Pattern 2: Event-Driven Architecture

  E-Commerce Event Flow:
  
  Order Service: publish("order.placed", {order_id: 123, ...})
       |
       v
  Event Bus (Kafka)
       |
       +---> Inventory Service: subscribe("order.placed")
       |     --> Reserve items
       |
       +---> Payment Service: subscribe("order.placed")
       |     --> Charge customer
       |
       +---> Email Service: subscribe("order.placed")
       |     --> Send confirmation
       |
       +---> Analytics Service: subscribe("order.placed")
             --> Record metrics

Pattern 3: Saga Pattern (Distributed Transactions)

  Order Saga (Choreography):
  
  1. Order Service: create order --> publish "order.created"
  2. Payment Service: charge card --> publish "payment.success"
  3. Inventory Service: reserve items --> publish "inventory.reserved"
  4. Shipping Service: create shipment --> publish "shipment.created"
  
  If step 3 fails (out of stock):
  3. Inventory Service: publish "inventory.failed"
  --> Payment Service: refund charge (compensating transaction)
  --> Order Service: cancel order (compensating transaction)
  
  Each step communicates via messages. No distributed lock needed.
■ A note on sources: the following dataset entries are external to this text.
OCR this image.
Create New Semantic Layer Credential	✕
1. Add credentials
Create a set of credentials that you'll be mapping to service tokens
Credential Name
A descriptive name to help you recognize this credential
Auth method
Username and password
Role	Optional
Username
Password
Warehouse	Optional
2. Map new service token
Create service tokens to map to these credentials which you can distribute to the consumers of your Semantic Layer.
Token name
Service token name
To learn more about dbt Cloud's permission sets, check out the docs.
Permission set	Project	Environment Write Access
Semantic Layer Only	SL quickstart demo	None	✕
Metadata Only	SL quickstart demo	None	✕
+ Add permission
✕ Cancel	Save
Pattern 4: CQRS with Event Sourcing

  Command Side:                    Query Side:
  
  Write API --> Command Handler    Read API --> Query Handler
                    |                              |
                    v                              v
              Event Store (Kafka)         Read Database (Elasticsearch)
                    |                              ^
                    +--- Events ------------------>|
                         (projected into read model)
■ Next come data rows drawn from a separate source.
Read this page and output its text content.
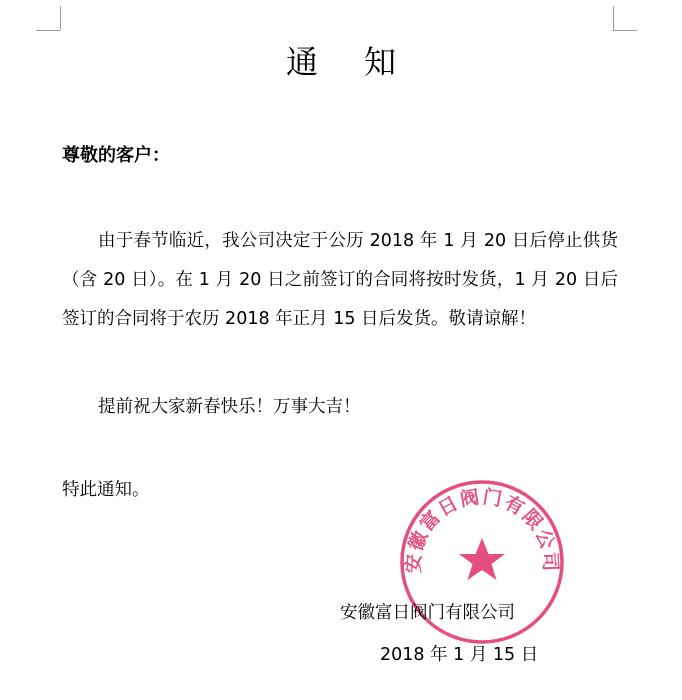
通 知
尊敬的客户：
由于春节临近，我公司决定于公历 2018 年 1 月 20 日后停止供货（含 20 日）。在 1 月 20 日之前签订的合同将按时发货，1 月 20 日后签订的合同将于农历 2018 年正月 15 日后发货。敬请谅解！
提前祝大家新春快乐！万事大吉！
特此通知。
安徽富日阀门有限公司
安徽富日阀门有限公司
2018 年 1 月 15 日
Message Queue Best Practices

PracticeDetails
Make consumers idempotentProcess same message twice without side effects
Use dead letter queuesCapture failed messages for investigation
Set message TTLPrevent stale messages from being processed
Monitor queue depthAlert when queues grow unexpectedly
Use correlation IDsTrack a request across multiple services
Batch when possibleReduce overhead by processing messages in batches
Test failure scenariosWhat happens when consumer crashes mid-processing?
Version your message schemasAllow producers and consumers to evolve independently
Start simpleSQS or RabbitMQ before Kafka unless you need streaming

Key Takeaways

  1. Async communication decouples services, improves resilience, and smooths load
  2. Queues are point-to-point (one consumer); topics are pub/sub (all subscribers)
  3. Kafka for high-throughput event streaming; RabbitMQ for routing; SQS for simplicity
  4. At-least-once + idempotent consumers is the most practical delivery guarantee
  5. Dead letter queues are essential -- always configure them
  6. Ordering is per-partition (Kafka) or per-queue -- use partition keys wisely
  7. Backpressure prevents queues from growing unboundedly
  8. Use queues when you need decoupling, async processing, or load leveling
  9. Do not use queues when you need synchronous responses or immediate consistency

Explain-It Challenge

"You are designing a food delivery platform. When a customer places an order, you need to: (1) charge their card, (2) notify the restaurant, (3) find a driver, (4) send the customer a confirmation, and (5) update analytics. Some of these must succeed for the order to be valid; others are best-effort. Design the messaging architecture, specifying which steps are synchronous, which are async via queues, how you handle failures at each step, and what message broker you would choose."